Every day the local newspapers were full of the news of Medburn’s murder and it was from the newspaper that Jack learned Kitty had been to court. There was even a film of her on the early evening television news, huddled among a crowd of policemen with a coat over her head, but he was too upset then to listen to the commentary. From the newspaper he learned that she had been charged with murder and remanded in custody to await trial. He was distressed by the news, by the huge headlines which talked about the
WITCHES

NIGHT MURDER
and which encouraged the readers to speculate that Kitty must have killed her husband by supernatural means. The media had been given no details of the method and circumstances of the murder, and the scarcity of information had led journalists into the realms of horror fiction. Jack would have liked to be in the court to give her comfort, so that she would have seen at least one friendly face, but despite his new experience in the council chamber he felt he was excluded completely from the criminal justice process. He did not know even if he would have been allowed to attend. He did not understand the terms used in the newspaper report. Was a remand centre the same as a prison? What did it mean that no plea was taken? He felt he was no use to her. She was being damned as a witch and there was nothing he could do.
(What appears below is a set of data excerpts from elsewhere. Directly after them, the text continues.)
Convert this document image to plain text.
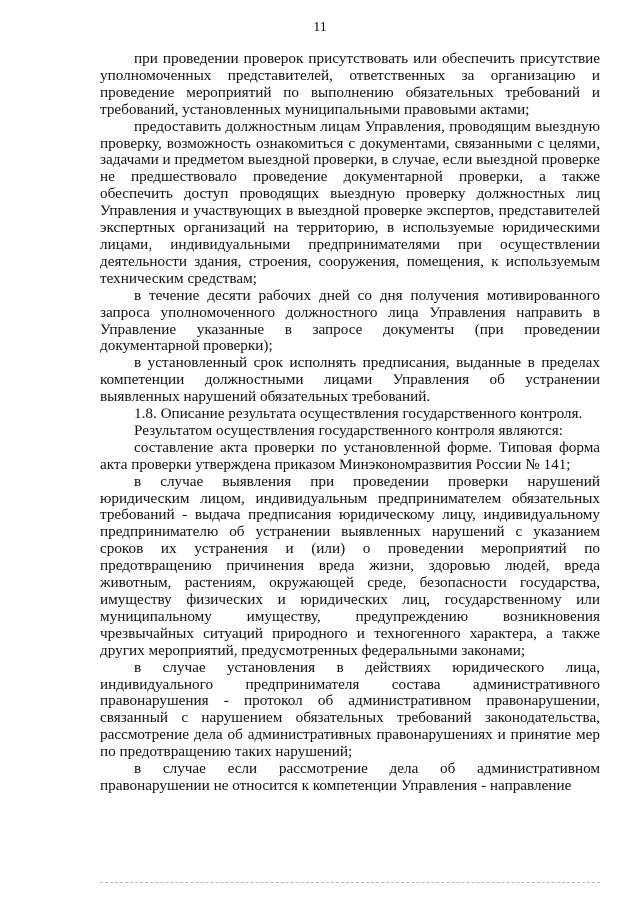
11

при проведении проверок присутствовать или обеспечить присутствие уполномоченных представителей, ответственных за организацию и проведение мероприятий по выполнению обязательных требований и требований, установленных муниципальными правовыми актами;

предоставить должностным лицам Управления, проводящим выездную проверку, возможность ознакомиться с документами, связанными с целями, задачами и предметом выездной проверки, в случае, если выездной проверке не предшествовало проведение документарной проверки, а также обеспечить доступ проводящих выездную проверку должностных лиц Управления и участвующих в выездной проверке экспертов, представителей экспертных организаций на территорию, в используемые юридическими лицами, индивидуальными предпринимателями при осуществлении деятельности здания, строения, сооружения, помещения, к используемым техническим средствам;

в течение десяти рабочих дней со дня получения мотивированного запроса уполномоченного должностного лица Управления направить в Управление указанные в запросе документы (при проведении документарной проверки);

в установленный срок исполнять предписания, выданные в пределах компетенции должностными лицами Управления об устранении выявленных нарушений обязательных требований.

1.8. Описание результата осуществления государственного контроля.

Результатом осуществления государственного контроля являются:

составление акта проверки по установленной форме. Типовая форма акта проверки утверждена приказом Минэкономразвития России № 141;

в случае выявления при проведении проверки нарушений юридическим лицом, индивидуальным предпринимателем обязательных требований - выдача предписания юридическому лицу, индивидуальному предпринимателю об устранении выявленных нарушений с указанием сроков их устранения и (или) о проведении мероприятий по предотвращению причинения вреда жизни, здоровью людей, вреда животным, растениям, окружающей среде, безопасности государства, имуществу физических и юридических лиц, государственному или муниципальному имуществу, предупреждению возникновения чрезвычайных ситуаций природного и техногенного характера, а также других мероприятий, предусмотренных федеральными законами;

в случае установления в действиях юридического лица, индивидуального предпринимателя состава административного правонарушения - протокол об административном правонарушении, связанный с нарушением обязательных требований законодательства, рассмотрение дела об административных правонарушениях и принятие мер по предотвращению таких нарушений;

в случае если рассмотрение дела об административном правонарушении не относится к компетенции Управления - направление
It was a week after Harold Medburn’s death, and he caught a bus to see Irene Hunt. Patty offered to drive him in the car but he decided to go alone. The conversation with Miss Hunt would need tact and Patty had precious little of that. The weather was still clear and sunny, but it was cold and the days were so short now that it was dark by late afternoon. He did not warn Miss Hunt of his visit. If she were not there he would wait for her. The newspaper reports of Kitty’s ordeal had given him a sort of desperation.

The bus dropped him at Nellington, a small village with a pub and several houses and the grey scars of an open-cast mine. It was two o’clock when he climbed off the bus and he was tempted to go into the pub for a drink before he approached her, but he decided against it and began the walk down the lane to the bungalow.

Irene Hunt saw him coming – he was a slight, upright figure in a macintosh which was too long for him – and recognized him at once. She thought at first he was there to tell her that Matthew Carpenter had got himself into another scrape, then realized that was ridiculous. She was irritated by the unwanted company. If there was some problem at school, why had the man not phoned? She had thought the bungalow was secluded enough to protect her from this kind of intrusion. She did not want to appear too welcoming, and waited until he knocked at the door before going to open it.

In the farmyard it was unusually quiet. There were no dogs, no farm machinery. The farmhouse was so rundown that Jack thought it must be empty, then he saw that there was washing on the line. There were long discoloured bloomers, tent-like nightdresses and grey sheets. Jack found the silence and the space unnerving. He was aware of the vast sweep of the countryside behind him. It gave him a sense of vertigo. He wished Miss Hunt would let him in. He would feel more at ease in the small rooms of the bungalow.

‘Mr Robson,’ she said haughtily, feigning surprise. ‘Whatever are you doing here?’

‘I need to talk to you,’ he said. He moved inside the porch and felt happier, sheltered from the space outside. ‘It’s a private matter,’ he said more confidently. ‘I didn’t want to discuss it at school.’

She still would not let him into the house. ‘If you have any problems about work,’ she said, ‘it would be much better, don’t you think, to discuss them on Monday morning?’

‘I don’t have any problem,’ he said. He was confused by her attitude. Previously he had always found her so helpful and understanding. Perhaps the power of running the school has gone to her head, he thought.

‘It’s about Mr Medburn,’ he said. ‘I think you know more about him than you’ve told the police.’